Daisy Sisters
Dass da draußen einer auf der Straße steht? Nein, aber sie ist sich fast sicher, dass er da stand und zu ihrem Fenster hinaufsah, dass er auf irgendeine Weise Kontakt mit ihr suchte.
Da ist noch etwas anderes. Sie versteht es genau in dem Moment, als sie die Sicherheitskette vorlegt. Da war etwas Bekanntes an der Art des Mannes, sich zu bewegen, die Achseln hochzuziehen, als er verschwand. Sie setzt sich aufs Sofa und zündet sich eine Zigarette an. Die Glut leuchtet in der Dunkelheit.
Wer war er?
Sie kommt nicht darauf und will am liebsten glauben, dass alles Einbildung war. Sie hat keine Feinde, wer sollte ihr nachspionieren? Kalle, der Lastwagenfahrer, war es nicht, da ist sie sicher.
Aber wer sonst?
Am nächsten Morgen hat sie ihn vergessen. Sie ist so müde, dass sie schwankt, als sie aufsteht, um das Frühstück für die Kinder zu bereiten. Außerdem ist Lindas einer Turnschuh verschwunden. Ein Morgen mit Geschrei und Streit. Als die Kinder endlich aus der Tür sind, ist sie so spät dran, dass sie nicht einmal mehr eine Tasse Kaffee trinken kann.
Draußen herrschen Regen und Wind, und sie fragt sich unruhig, ob Staffan und Linda nicht viel zu dünn angezogen zur Schule gegangen sind. In der Straßenbahn nickt sie ein, und als sie endlich in Torslanda angekommen ist, bittet sie Berit, sie in einer Viertelstunde zu wecken. Sie schließt sich in der Personaltoilette ein, setzt sich auf den Sitz, lehnt den Kopf gegen die Wand und schläft …
Berit schlägt an die Tür. Es ist Dienstag, Charterflüge nach Lanzarote und Mallorca stehen an, der Kaffeeautomat macht Scherereien, niemand scheint etwas anderes als Hunderter zum Bezahlen zu haben. Durch die Lautsprecher bekommen die Reisenden Bescheid über ihre Verspätung, und Eivor und Berit stöhnen. Aber kein Tag währt ewig. Es wird zwei Uhr, und Anna und Birgit kommen und übernehmen.
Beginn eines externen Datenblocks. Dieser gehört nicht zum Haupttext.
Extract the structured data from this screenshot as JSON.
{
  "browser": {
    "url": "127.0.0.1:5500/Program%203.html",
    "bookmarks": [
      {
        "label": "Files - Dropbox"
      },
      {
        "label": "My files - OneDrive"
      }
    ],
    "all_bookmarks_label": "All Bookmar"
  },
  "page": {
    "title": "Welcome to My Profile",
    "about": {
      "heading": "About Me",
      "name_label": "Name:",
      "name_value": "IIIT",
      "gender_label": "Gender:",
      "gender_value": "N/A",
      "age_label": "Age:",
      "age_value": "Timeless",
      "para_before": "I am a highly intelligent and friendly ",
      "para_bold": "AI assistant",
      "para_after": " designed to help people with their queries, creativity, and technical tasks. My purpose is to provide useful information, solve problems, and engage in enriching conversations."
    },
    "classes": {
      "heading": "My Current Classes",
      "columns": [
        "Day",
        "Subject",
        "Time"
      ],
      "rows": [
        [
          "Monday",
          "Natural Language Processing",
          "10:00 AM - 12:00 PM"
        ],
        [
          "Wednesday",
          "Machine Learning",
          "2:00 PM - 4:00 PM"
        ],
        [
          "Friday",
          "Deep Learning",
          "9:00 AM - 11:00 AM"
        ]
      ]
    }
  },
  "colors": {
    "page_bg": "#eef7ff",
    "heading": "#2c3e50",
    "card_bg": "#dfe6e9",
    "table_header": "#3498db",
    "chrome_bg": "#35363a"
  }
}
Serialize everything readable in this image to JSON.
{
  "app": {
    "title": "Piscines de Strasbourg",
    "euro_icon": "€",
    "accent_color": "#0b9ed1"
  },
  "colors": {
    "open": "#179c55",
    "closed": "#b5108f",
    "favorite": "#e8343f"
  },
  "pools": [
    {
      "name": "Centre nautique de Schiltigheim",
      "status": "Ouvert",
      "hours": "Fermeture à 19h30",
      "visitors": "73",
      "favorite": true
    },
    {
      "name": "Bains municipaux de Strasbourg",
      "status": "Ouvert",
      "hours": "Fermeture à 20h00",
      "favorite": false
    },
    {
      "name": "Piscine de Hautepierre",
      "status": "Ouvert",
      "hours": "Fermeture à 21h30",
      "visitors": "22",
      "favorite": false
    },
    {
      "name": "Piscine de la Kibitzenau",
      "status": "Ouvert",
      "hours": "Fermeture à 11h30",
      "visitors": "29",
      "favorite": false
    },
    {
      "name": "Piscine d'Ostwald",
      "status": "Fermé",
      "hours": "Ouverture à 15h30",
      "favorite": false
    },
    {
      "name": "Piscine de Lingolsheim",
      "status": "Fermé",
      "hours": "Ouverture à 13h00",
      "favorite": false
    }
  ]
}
Raus in den Matsch. Eivor fährt nach Hause. Heute gibt es nur Würstchen mit Kartoffelbrei zum Abendbrot, das müssen die Kinder respektieren.
»Es sind Blumen für dich gekommen«, sagt Linda, als sie im Flur steht.
»Aha«, sagt sie. »Wo ist Staffan?«
»Er spielt Tischtennis.«
Sie ist wirklich sehr müde. Es ist doch Dienstag, sein Tischtennistag, an dem er bei seinem besten Freund Niklas isst. Also sind die Würstchen und der Kartoffelbrei nur für Linda. Was hat sie gesagt? Blumen?
Eivor hängt den durchnässten Mantel auf, zieht die Stiefel aus (sie müsste sich neue kaufen, denkt sie, und gerne mit etwas höherem Absatz!) und geht ins Wohnzimmer.
Auf dem Tisch liegt ein Blumenkarton. Sie öffnet ihn verwundert, und Linda steht mit neugierigen Augen daneben.
Ein Strauß in Gelb und Rot. Aber keine Karte.
»Von wem sind die?«, fragt Linda.
»Ich weiß nicht«, sagt Eivor. »Wer hat sie abgegeben?«
»Sie hingen an der Tür, als ich nach Hause kam. Warum bekommst du Blumen und weißt nicht, von wem?«
Das ist eine gute Frage, das kluge Kind.
Sie schaut Linda an und schüttelt den Kopf. »Ich habe wohl einen heimlichen Verehrer«, sagt sie. »Aber schön sind sie.«
»Soll ich sie in eine Vase tun?«
»Ja, und stell sie in euer Zimmer. Ich mache gleich Essen.«
»Was gibt es?«, ruft Linda aus der Küche, wo sie auf einen Stuhl geklettert ist, um an die Blumenvase zu kommen.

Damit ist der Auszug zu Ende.